The thriller works better when viewed as a love story.

Reviewed by Dennis Schwartz

A remake of the French thriller, Pour Elle (2008), directed by Fred Cavayé. The American version is thirty minutes longer (not an improvement) and is stiffly written and directed by Paul Haggis (“Crash”/”In The Valley of Elah”) as an earnest straightforward prison break thriller that feels cumbersome and becomes too preposterous to be convincing. The thriller works better when viewed as a love story, as it becomes weighed down as a thriller with its far-fetched jail break story, one that might only work in Hollywood, and is brought further down by elusive moral questions it raises that just hang there without resolution (such as dealing with an innocent person imprisoned).

The mild-mannered John Brennan (Russell Crowe) is an English professor in a community college in Pittsburgh, whose conventional quiet middle-class life was turned upside down three years ago when police burst into his humble private house and, in front him and his three year old son Luke (Toby Green, with Ty Simpkins playing Luke at 6), arrested his ideal wife and his son’s loving career mom, Lara Brennan (Elizabeth Banks), for astonishingly murdering her female boss in the firm’s parking lot. The evidence is the night before at a restaurant the boss and Lara bitterly argued, a co-worker was an eyewitness at the parking lot crime scene, the vic’s blood was on Lara’s raincoat and her fingerprints on the murder weapon was the clincher.

The story picks up three years later with family lawyer (Daniel Stern) telling John their last appeal is denied and that wifey will rot in jail for the rest of her life. Hubby believes so much that wifey is innocent without ever asking her (and so should we implicitly believe she’s innocent, if this film is to make any sense), and decides since things are hopeless he will break his diabetic, insulin dependent wife, out of prison and move to a foreign country with false passports for the family.
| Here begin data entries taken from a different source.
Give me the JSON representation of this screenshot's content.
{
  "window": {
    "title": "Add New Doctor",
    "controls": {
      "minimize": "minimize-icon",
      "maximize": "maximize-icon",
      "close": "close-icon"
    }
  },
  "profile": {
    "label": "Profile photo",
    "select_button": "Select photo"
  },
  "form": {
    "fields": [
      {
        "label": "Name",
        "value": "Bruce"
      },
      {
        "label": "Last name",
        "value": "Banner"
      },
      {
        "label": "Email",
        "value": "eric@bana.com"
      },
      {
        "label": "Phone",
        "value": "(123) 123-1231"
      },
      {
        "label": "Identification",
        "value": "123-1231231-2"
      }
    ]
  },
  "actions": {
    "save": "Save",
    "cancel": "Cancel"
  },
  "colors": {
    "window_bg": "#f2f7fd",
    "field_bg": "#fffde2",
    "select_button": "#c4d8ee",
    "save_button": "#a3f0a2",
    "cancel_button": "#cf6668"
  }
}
The obsessed John contacts an ex-con turned author (Liam Neeson), who escaped seven times, and gets the scoop in their brief coffee shop talk how to do it and how even more importantly to plan out what to do while on-the-lam.
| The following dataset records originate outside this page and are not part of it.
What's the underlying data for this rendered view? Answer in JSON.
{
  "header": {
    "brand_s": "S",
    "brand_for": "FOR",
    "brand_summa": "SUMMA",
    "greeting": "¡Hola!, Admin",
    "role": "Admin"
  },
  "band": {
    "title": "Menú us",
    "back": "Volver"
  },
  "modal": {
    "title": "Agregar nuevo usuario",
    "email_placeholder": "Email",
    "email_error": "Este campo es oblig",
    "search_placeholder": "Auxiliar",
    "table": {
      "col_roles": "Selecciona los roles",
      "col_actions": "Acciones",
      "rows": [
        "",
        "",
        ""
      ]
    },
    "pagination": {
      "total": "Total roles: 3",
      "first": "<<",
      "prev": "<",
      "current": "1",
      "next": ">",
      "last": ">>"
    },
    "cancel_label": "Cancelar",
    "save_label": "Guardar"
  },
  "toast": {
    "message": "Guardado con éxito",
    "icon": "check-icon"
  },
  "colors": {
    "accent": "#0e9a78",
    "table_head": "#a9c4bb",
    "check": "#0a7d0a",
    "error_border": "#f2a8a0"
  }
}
This reckless scheme (which I found hard to believe even when I suspended disbelief) means, at the very least, if John is caught doing this criminal act that has no justification, his son will have to be raised by his grandparents. For the next three days the harried professor has more on his mind than teaching Don Quixote (which he tells his class is about an idealistic dreamer irrationally trying to find justice in an unjust world), as he maneuvers to get fake IDs, passports and driving licenses for the expatriates through unscrupulous and dangerous street drug dealers (RZA and Kevin Corrigan). The tormented lovelorn hubby then goes into action pic mode character. By showing to what absurdly ridiculous lengths this ideal husband is willing to go in his undying love for his wife, even rob and murder, some of us might (or should) get turned off and will find Haggis’s screenplay has gotten a little too carried away with its wild-eyed idea of fidelity (or love) to have much validity.